You can change your default Slurm account running slurm-account-selector.sh on the login node.
Interactive Mode
A user can request an interactive session on Ceres using SLURM’s srun
or salloc
commands. The simplest way to request an interactive job is by entering the command salloc
:
$ salloc
which will place you in an interactive shell. This interactive shell has a duration of 2 days and will request a single hyper-threaded core (2 logical cores) with 6000 MB of allocated memory on one of the compute nodes.
To prevent users from requesting interactive nodes and then not using them, there is an inactivity timeout set up.
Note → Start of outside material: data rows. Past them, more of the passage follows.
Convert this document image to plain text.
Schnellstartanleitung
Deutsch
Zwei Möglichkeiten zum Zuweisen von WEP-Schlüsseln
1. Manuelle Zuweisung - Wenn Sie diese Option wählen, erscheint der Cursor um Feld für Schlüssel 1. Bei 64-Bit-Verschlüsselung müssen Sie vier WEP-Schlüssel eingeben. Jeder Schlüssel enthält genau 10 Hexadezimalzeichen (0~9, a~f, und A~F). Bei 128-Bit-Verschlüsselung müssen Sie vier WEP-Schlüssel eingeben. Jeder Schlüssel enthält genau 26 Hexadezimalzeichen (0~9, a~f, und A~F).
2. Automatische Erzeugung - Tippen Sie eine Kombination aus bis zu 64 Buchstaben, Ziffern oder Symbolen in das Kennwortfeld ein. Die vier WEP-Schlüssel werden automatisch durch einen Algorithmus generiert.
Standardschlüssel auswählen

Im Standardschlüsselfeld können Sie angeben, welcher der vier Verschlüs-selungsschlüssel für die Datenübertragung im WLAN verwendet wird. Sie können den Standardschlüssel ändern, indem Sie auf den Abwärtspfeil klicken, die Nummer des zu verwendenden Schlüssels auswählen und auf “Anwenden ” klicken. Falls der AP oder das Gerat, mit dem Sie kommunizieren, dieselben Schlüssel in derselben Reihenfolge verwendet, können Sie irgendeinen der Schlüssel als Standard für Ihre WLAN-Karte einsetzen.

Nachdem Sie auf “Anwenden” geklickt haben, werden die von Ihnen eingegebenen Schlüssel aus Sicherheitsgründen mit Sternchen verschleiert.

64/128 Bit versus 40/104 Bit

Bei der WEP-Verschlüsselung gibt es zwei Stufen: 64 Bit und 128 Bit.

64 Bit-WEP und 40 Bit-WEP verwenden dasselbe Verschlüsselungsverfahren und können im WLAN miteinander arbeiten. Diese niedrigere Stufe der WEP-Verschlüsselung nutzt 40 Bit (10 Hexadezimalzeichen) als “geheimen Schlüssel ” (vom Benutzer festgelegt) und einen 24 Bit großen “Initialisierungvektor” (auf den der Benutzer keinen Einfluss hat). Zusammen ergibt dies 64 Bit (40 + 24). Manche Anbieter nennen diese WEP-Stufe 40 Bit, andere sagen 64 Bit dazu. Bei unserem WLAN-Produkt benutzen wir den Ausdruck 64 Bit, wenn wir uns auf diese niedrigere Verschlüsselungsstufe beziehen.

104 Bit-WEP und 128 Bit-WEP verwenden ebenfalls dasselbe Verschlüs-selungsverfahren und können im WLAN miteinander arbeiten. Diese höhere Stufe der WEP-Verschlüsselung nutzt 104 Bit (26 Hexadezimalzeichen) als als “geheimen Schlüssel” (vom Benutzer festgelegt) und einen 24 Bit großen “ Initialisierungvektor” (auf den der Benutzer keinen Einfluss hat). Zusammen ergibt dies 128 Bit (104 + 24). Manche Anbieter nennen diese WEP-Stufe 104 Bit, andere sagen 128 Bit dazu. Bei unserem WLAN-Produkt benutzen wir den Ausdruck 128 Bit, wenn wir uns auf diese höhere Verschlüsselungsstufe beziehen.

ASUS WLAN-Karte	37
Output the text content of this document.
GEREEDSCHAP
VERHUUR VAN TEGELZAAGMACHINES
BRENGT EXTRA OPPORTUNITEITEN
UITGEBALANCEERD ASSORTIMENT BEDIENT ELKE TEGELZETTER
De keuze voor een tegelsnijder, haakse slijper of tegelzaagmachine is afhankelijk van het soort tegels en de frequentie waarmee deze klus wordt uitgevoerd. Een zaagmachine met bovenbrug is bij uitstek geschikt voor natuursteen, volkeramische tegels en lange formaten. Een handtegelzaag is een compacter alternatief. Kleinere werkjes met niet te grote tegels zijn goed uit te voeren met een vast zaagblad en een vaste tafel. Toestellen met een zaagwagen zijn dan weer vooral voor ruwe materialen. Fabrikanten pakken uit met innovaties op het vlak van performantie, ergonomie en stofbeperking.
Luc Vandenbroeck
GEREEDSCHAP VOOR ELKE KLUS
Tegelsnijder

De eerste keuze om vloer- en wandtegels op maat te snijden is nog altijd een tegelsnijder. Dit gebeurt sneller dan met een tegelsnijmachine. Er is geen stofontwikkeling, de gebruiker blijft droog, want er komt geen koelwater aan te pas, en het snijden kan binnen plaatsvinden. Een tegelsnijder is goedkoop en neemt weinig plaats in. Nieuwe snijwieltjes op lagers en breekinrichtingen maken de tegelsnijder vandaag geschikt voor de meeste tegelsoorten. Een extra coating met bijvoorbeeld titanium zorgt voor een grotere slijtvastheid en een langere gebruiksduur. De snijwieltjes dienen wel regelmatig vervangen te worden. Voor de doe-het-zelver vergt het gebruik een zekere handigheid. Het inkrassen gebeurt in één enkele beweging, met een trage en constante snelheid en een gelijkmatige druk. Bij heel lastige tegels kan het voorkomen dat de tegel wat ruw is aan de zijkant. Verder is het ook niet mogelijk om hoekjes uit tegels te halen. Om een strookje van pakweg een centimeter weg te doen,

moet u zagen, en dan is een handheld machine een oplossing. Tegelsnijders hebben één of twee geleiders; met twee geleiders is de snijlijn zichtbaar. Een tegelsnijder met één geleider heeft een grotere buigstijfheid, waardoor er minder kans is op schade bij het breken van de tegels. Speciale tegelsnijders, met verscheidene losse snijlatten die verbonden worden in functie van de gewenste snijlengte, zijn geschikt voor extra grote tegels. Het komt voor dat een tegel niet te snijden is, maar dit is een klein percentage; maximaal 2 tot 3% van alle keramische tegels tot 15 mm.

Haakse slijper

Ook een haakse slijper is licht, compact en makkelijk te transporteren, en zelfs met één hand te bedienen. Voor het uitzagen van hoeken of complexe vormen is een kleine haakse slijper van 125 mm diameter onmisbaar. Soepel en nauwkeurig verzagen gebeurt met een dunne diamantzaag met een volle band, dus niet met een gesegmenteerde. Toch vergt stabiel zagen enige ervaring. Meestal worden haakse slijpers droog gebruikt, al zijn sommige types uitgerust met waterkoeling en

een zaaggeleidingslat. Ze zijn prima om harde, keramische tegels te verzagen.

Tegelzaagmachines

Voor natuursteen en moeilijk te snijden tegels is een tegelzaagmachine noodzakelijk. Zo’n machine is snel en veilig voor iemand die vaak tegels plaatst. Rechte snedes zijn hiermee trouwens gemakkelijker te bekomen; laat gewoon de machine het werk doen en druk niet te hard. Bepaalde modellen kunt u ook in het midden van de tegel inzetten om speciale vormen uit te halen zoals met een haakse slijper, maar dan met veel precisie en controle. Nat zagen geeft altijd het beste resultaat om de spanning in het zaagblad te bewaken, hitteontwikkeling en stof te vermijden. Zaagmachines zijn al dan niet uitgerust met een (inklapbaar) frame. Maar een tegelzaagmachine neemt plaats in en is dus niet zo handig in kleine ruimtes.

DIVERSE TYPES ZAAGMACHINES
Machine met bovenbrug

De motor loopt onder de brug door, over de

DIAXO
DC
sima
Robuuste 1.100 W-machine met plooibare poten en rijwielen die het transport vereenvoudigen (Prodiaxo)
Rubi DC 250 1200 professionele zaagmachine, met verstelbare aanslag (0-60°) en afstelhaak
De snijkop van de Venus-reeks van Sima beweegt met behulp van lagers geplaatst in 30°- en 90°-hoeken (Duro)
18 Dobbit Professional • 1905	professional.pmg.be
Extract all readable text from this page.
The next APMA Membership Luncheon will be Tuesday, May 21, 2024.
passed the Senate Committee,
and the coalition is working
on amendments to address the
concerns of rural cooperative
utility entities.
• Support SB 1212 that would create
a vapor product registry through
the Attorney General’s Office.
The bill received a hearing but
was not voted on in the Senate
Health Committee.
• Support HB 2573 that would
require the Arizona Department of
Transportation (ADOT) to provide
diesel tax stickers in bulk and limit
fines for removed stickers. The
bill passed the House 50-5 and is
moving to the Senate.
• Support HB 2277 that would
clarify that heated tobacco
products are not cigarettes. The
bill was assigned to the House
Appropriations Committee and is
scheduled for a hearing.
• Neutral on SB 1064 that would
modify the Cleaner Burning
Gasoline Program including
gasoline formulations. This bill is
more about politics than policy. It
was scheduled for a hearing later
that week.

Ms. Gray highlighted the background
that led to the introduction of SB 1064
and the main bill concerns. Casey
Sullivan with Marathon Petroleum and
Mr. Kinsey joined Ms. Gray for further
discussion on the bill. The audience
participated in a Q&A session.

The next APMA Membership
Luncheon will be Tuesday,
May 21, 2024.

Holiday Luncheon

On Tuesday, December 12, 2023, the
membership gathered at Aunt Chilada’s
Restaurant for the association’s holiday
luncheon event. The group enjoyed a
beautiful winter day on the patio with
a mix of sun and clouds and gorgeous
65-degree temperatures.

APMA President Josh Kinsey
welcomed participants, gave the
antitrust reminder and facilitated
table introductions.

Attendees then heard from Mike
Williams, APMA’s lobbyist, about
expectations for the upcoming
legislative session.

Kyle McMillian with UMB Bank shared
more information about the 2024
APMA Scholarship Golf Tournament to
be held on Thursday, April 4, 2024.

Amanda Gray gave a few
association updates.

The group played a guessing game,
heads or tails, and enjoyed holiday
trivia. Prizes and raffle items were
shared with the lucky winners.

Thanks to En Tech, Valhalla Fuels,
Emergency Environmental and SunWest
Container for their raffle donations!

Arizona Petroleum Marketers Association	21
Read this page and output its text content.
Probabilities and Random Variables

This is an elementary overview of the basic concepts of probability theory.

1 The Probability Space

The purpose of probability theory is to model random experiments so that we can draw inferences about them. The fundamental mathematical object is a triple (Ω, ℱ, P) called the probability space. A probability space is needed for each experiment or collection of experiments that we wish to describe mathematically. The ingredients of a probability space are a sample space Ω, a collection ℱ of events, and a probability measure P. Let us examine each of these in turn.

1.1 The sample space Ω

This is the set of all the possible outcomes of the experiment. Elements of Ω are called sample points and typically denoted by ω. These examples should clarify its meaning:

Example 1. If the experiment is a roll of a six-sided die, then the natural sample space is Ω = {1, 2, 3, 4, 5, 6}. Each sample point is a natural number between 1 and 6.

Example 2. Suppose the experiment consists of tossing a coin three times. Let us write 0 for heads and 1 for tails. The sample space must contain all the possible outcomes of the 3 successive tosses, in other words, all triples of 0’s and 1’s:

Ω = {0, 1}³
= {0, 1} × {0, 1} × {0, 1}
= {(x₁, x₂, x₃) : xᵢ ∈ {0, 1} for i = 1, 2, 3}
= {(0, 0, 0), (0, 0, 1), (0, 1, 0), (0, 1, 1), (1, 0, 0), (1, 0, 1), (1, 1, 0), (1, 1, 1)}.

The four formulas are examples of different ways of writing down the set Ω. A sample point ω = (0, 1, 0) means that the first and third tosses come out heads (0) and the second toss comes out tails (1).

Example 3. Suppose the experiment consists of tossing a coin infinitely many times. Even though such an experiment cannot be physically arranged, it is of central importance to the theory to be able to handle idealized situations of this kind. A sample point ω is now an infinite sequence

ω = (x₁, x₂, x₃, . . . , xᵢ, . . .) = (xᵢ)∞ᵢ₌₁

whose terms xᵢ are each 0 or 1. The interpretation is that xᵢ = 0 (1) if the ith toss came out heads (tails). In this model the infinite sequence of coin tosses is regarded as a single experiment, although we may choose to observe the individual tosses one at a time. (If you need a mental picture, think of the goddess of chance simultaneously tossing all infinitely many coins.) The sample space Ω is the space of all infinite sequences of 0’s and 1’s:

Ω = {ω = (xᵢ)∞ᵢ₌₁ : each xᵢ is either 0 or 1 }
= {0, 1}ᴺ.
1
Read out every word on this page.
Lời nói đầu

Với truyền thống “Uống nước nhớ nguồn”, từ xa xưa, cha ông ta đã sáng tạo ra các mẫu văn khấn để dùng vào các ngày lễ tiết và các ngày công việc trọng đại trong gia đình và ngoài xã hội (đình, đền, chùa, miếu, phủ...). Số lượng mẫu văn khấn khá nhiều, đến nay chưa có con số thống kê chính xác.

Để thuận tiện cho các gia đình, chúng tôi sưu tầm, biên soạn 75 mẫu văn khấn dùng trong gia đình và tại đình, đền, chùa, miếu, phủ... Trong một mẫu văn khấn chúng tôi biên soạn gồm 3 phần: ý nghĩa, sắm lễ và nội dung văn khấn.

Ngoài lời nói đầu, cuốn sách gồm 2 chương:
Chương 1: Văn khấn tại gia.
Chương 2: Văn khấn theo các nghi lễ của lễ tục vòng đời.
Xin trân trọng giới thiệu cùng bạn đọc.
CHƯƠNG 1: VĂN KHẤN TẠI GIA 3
If there is no command running on a node for an hour and a half, the job will be terminated. Otherwise the interactive job is terminated when the user types exit or the allocated time runs out.
For more fine grained control over the interactive environment you can use the srun
command. Issue the srun
command from a login node. Command syntax is:
$ srun --pty -p queue -t hh:mm:ss -n tasks -N nodes /bin/bash -l
Option | Value |
---|---|
-p | queue (partition) |
-t | maximum runtime |
-n | number of cores |
-N | number of nodes |
The following example commands illustrate an interactive session where the user requests 1 hour in the short queue, using 1 compute node and 20 logical cores (half of the cores available on the original compute node), using the bash shell, followed by a BLAST search of a protein database.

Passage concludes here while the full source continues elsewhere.